I think that my dress-up passion came from the loft of my childhood friend Joop de Bode. In the attic of the de Bode family in Lodewijk Napoleonplantsoen, we rehearsed plays for school performances at a young age. Here we eagerly dressed up in all sort of garments stored in the attic in suitcases and we even tried on the old clothes from the lady of the house. As a boy I recall, it was quite an exciting perhaps even titillating experience to put a piece of slinky women’s clothing around one’s body.
Perhaps my daughter Florence has also inherited some over some of my former dress-up habits. In her youth she regularly dressed as “Lawrence of Arabia” and made the neighbourhood unsafe in that getup, all that was missing from this desert mirage was a camel perhaps!?!
If my parents had already spent money on clothes at home, which was very rare, then this money was mainly spent on clothes for my eldest brother Theo. He will, however, still contradict this, claiming in “the fact” that I was mother’s favourite. Anyway, as a student, Theo was the biggest source of income for my parents in terms of child benefit, and that was difficult for us to compete with really.
If my younger brother Charles and I desired something new, for example, in for a “Beatle jacket”, then at best a few yards of black corduroy were bought on the cloth market and father in good spirits pulled up a chair behind the family Sewing machine. Unfortunately, that approach rarely promised a good outcome!
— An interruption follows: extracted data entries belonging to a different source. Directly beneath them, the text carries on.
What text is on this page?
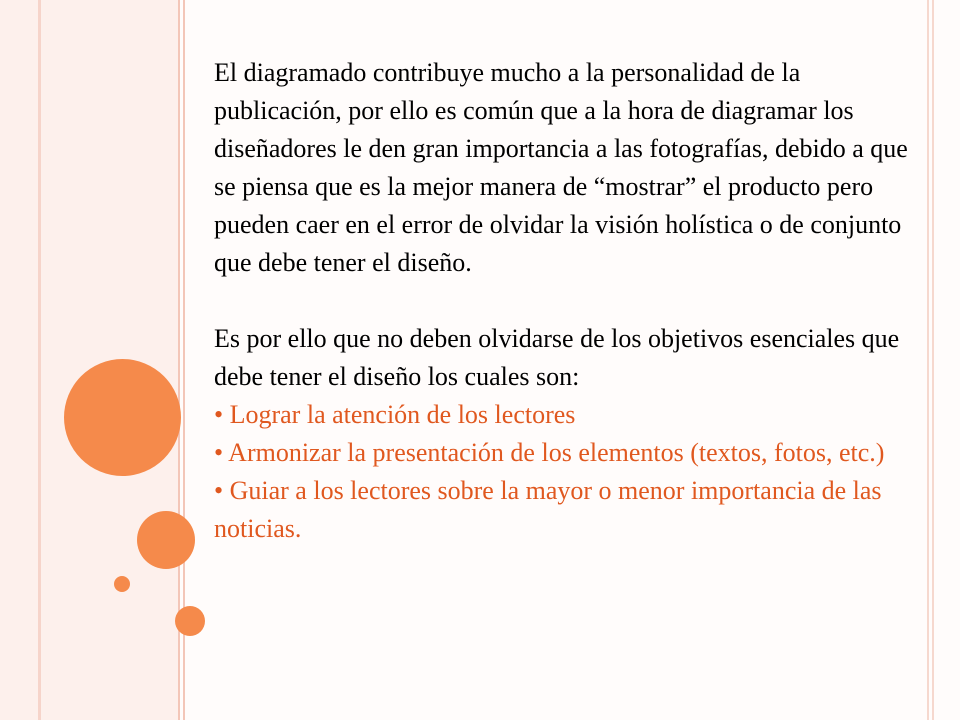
El diagramado contribuye mucho a la personalidad de la publicación, por ello es común que a la hora de diagramar los diseñadores le den gran importancia a las fotografías, debido a que se piensa que es la mejor manera de “mostrar” el producto pero pueden caer en el error de olvidar la visión holística o de conjunto que debe tener el diseño.

Es por ello que no deben olvidarse de los objetivos esenciales que debe tener el diseño los cuales son:

• Lograr la atención de los lectores

• Armonizar la presentación de los elementos (textos, fotos, etc.)

• Guiar a los lectores sobre la mayor o menor importancia de las noticias.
The sweet man always did his utmost best to make something presentable. He sat for days in his scarce free time behind that old “Singer with foot pedals and would kick them like a madman to keep the machine sewing at great speed. You could almost hear the neighbours on such days think aloud, that the Plomp family was enthusiastically busy sewing. *(I should add that the word naaien=sewing in Dutch, but this word “naaien” also has another and more erotic meaning. I have decided to discretely leave the other meaning to the reader’s imagination over though) The booming rhythmic noise of the staircase sewing machine was quite audible and could be felt practically at every corner of the block of apartments it resulted in a sort earth tremor which measured at least 6.8 on the Richter scale. To be honest, I have to admit that producing such a “Beatle jacket”, also known, as a Nehru jacket in USA named after the first President of India, however simple it is, was a big challenge for a well-meaning amateur tailor wannabe like my dad. The jacket that eventually rolled out onto the production line of the machine could easily withstand the test of criticism though. The garment had a round neck without collar and had no lapels, so yes, typically a “Beatle jacket”!
It was a bit different with the trousers however that he once manufactured at my request. After the success of the jacket, I thought: now Pa can make me a pair of bell-bottom trousers from the same fabric to match.
Apparently, it is not all that easy to sew a decent-looking fly in a pair of trousers however. My father was admittedly a creditable insurance agent at that time, but he was certainly far from a professional tailor. As I mentioned before, the good man was amateurish at best!
The trousers that he produced and with which I would be stuck wearing had two eye-catching details. To begin with, the fold in the slightly flared trouser legs were sewn in such a manner that they unintentionally gave the impression to spectators of the opposite sex that I walked now provocatively wide-legged. Then there was the all-important fly to content with also. This fly was rather heavily stitched on the crotch, and protruded so far outwards, that even at a great distance the false impression was given, that there was a gigantic “stiffy” hiding behind my bulging fly. Especially the latter was for me, an adolescent of barely fourteen years of age, this created a rather disturbing image to say the least. I felt if I walked if these new trousers I would resemble a ballet dancer perhaps? I am sure you are familiar with the vision of a young man dancing on their tippy toes while they strut their stuff in revealing tights on stage leaving absolutely nothing to the audience’s imagination over. Stuffing the “family jewels” in those flimsy tights seems to be a somewhat impossible as well as well a rather uncomfortable option to say the least. I never did like the sight of this, which may well be the main reason I never attend any ballet performance.
Getting back to my new trousers however, since there were no other pants available, I quickly decided that it might still be better to wear these unique but crazy pants, than wear no pants at all; with the embarrassing result that everywhere I went in my new “glad rags”, young beautiful girls with dreamy eyes would be staring shameless at my deceptively ample corduroy crotch!